How to Pay Off Credit Card Debt With Bad Credit & Low Income
For many Americans, especially with regard to credit card debt. Currently, as per the Federal Reserve Bank of New York, it has reached $1.14 trillion in credit card debt, while the total household debt reached $17.8 trillion.
This problem is largely and particularly experienced by low-wage workers and even those people with a poor credit rating.
With the credit card APRs ranging from 18% to 25% combined with the low income, the option for them to repay their loan seems almost impossible.
Now, don’t panic. With a credit score of 600 or even no income to speak of, high-interest debts can be dealt with in hundreds of ways.
The guide takes a look at practical methods that have worked for thousands of Americans to gain back their financial independence.
Debt Consolidation Program
This program is beneficial if you have a high credit card debt that comes from multiple credit cards and even other loans, and a debt consolidation program may help.
This occurs when all your outstanding debt, for example, credit card balances on multiple credit cards, is taken and ‘rolled into’ one aggregate sum.
Then, you proceed to pay it off at a low fixed interest rate over an amended repayment term.
Its application would be suitable for those whose credit ratings and income are low. Actually, this simple form of option is only good for the amount to be progressively settled.
Balancing Transfer Card
Transfer your debt from your original credit card (or more) to a balance transfer credit card with zero-to-low APR.
Remember that the low introductory offer only lasts for the first 6-18 months.
Afterward, high three-digit APRs may apply, so try to pay off the full debt within the introductory period if you end up using this method.
Debt Management Program
If you have fewer dollars and a bad credit history, then a debt management program will suit you better.
This is called credit card consolidation, wherein a person’s debt acquired from multiple sources is pooled into one single, manageable, structured payment arrangement.
You might need to meet a credit counselor from a good, reputable credit counseling agency for this. They might be able to negotiate an interest rate for you.
Note that you may have to close the credit card account if you implement this strategy because you would need to reform your payback plan.
The credit card issuer may demand you prove you will not continue creating more debt with the credit card using this plan.
Thus, your credit score could go down even further if you use this method but only for a short period.
Debt Avalanche
You can pay off the credit card balance with the highest interest first and so on. This way, you can avoid paying extra interest over time, which is useful if you have a low income.
Yet, it will likely take a long time to repay the debt fully using this method. So, select your strategy carefully.
Debt Snowball
Debt snowball is a type of debt repayment strategy debtors can use to pay off their debt- starting with repaying the smallest balance first.
This choice is good for people with low incomes and bad credit profiles who fare better and see visible results for motivation.
You can pay off each credit card balance starting with the smallest one and clear your debt one by one.
Unfortunately, you may end up spending months or years to repay the whole balance.
Not to mention, the interest keeps adding up over time. You will end up paying more than you owed originally.
Steps to Success More Than Debt Strategies
While such strategies are useful to get you out of debt even with low income or bad credit, the best implementation will come from these fundamentally necessary steps:
1. Make Your Debt Dashboard
Keep all debts, bills, and expenses in one place, including rates of interest, due dates, and minimum payments. Help yourself organize yourself with free tools from the CFPB budget worksheet.
- Break the Credit Card Cycle
Stop immediately using credit cards to pay for day-to-day expenses and switch over to cash or debit.
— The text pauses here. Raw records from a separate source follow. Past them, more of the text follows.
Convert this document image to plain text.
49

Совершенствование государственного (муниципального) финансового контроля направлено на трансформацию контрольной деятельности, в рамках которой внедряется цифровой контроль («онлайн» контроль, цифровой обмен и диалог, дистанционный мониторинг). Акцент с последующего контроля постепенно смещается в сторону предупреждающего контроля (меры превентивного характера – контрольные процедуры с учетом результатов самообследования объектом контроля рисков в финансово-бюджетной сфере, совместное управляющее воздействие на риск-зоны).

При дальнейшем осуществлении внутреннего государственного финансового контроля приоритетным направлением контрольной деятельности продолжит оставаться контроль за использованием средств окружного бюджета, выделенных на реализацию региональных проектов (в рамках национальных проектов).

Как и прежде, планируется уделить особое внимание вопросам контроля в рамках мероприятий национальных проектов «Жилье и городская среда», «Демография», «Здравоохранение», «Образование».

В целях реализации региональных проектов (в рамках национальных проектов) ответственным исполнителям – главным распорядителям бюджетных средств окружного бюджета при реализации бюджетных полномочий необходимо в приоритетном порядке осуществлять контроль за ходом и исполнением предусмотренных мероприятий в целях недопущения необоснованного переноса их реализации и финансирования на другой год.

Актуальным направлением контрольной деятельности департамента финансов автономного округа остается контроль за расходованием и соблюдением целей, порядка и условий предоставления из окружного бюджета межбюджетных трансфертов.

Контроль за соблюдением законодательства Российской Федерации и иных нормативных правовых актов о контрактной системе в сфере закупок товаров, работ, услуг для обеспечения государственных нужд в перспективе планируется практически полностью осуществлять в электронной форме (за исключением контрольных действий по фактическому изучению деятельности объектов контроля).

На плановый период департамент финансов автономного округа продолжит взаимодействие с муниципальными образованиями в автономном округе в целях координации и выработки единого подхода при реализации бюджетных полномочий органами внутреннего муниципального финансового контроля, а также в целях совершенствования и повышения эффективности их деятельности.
Keep only one card in a safe place for real emergencies with a clear definition of what constitutes an actual emergency.
- Identify substitutes for Emergency Funds
Replace over-reliance on credit cards for those surprise expenses with finding and engaging with local assistance programs, governmental benefits, and community resources to gain access to emergency support.
- Build a Credible Budget
Observe the 50/30/20 principle: dedicate 50% of your current income towards necessities, 30% for repaying debts, and 20% for savings-to-do-applications while adjusting respective percentages according to your individual case and needs.
- Track & Tweak your Plan
Schedule monthly financial check-ins to track your progress, celebrate small wins, and adjust your strategy based on changing circumstances like income changes or inflation impacts.
Conclusion
Getting out of credit card debt can be accomplished, even with a low credit score or limited income.
What is important to remember is that even though strategies like debt consolidation provide structured paths to financial freedom, ultimate success hinges on developing better money habits and informed decision-making.
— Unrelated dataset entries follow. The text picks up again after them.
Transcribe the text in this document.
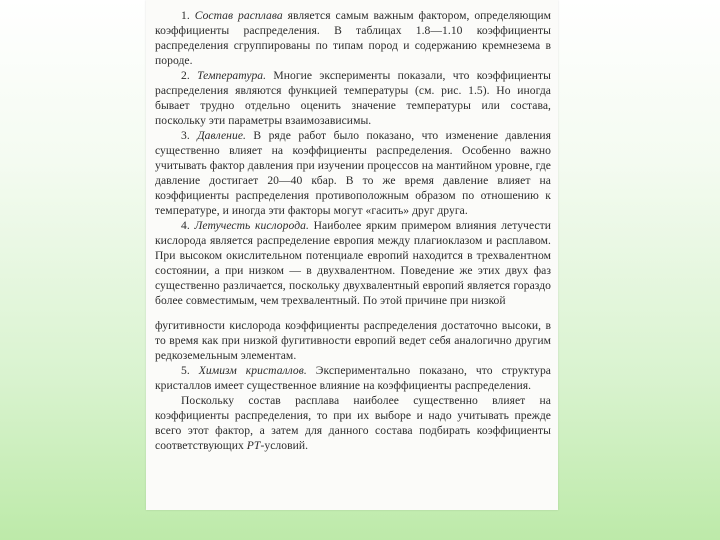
1. Состав расплава является самым важным фактором, определяющим коэффициенты распределения. В таблицах 1.8—1.10 коэффициенты распределения сгруппированы по типам пород и содержанию кремнезема в породе.

2. Температура. Многие эксперименты показали, что коэффициенты распределения являются функцией температуры (см. рис. 1.5). Но иногда бывает трудно отдельно оценить значение температуры или состава, поскольку эти параметры взаимозависимы.

3. Давление. В ряде работ было показано, что изменение давления существенно влияет на коэффициенты распределения. Особенно важно учитывать фактор давления при изучении процессов на мантийном уровне, где давление достигает 20—40 кбар. В то же время давление влияет на коэффициенты распределения противоположным образом по отношению к температуре, и иногда эти факторы могут «гасить» друг друга.

4. Летучесть кислорода. Наиболее ярким примером влияния летучести кислорода является распределение европия между плагиоклазом и расплавом. При высоком окислительном потенциале европий находится в трехвалентном состоянии, а при низком — в двухвалентном. Поведение же этих двух фаз существенно различается, поскольку двухвалентный европий является гораздо более совместимым, чем трехвалентный. По этой причине при низкой

фугитивности кислорода коэффициенты распределения достаточно высоки, в то время как при низкой фугитивности европий ведет себя аналогично другим редкоземельным элементам.

5. Химизм кристаллов. Экспериментально показано, что структура кристаллов имеет существенное влияние на коэффициенты распределения.

Поскольку состав расплава наиболее существенно влияет на коэффициенты распределения, то при их выборе и надо учитывать прежде всего этот фактор, а затем для данного состава подбирать коэффициенты соответствующих PT-условий.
Remember, one step can bring you to a life without debt. To work with a certified financial counselor or to work alone, the key is to be consistent and committed.
Connect today with free credit counseling services through NFCC and start right now on your path to living debt-free.
Author Bio:
Attorney Loretta Kilday has over 36 years of litigation and transactional experience, specializing in business, collection, and family law. She frequently writes on various financial and legal matters. She is a graduate of DePaul University with a Juris Doctor degree and a spokesperson for Debt Consolidation Care (DebtCC) online debt relief forum. Please connect with her on LinkedIn for further information.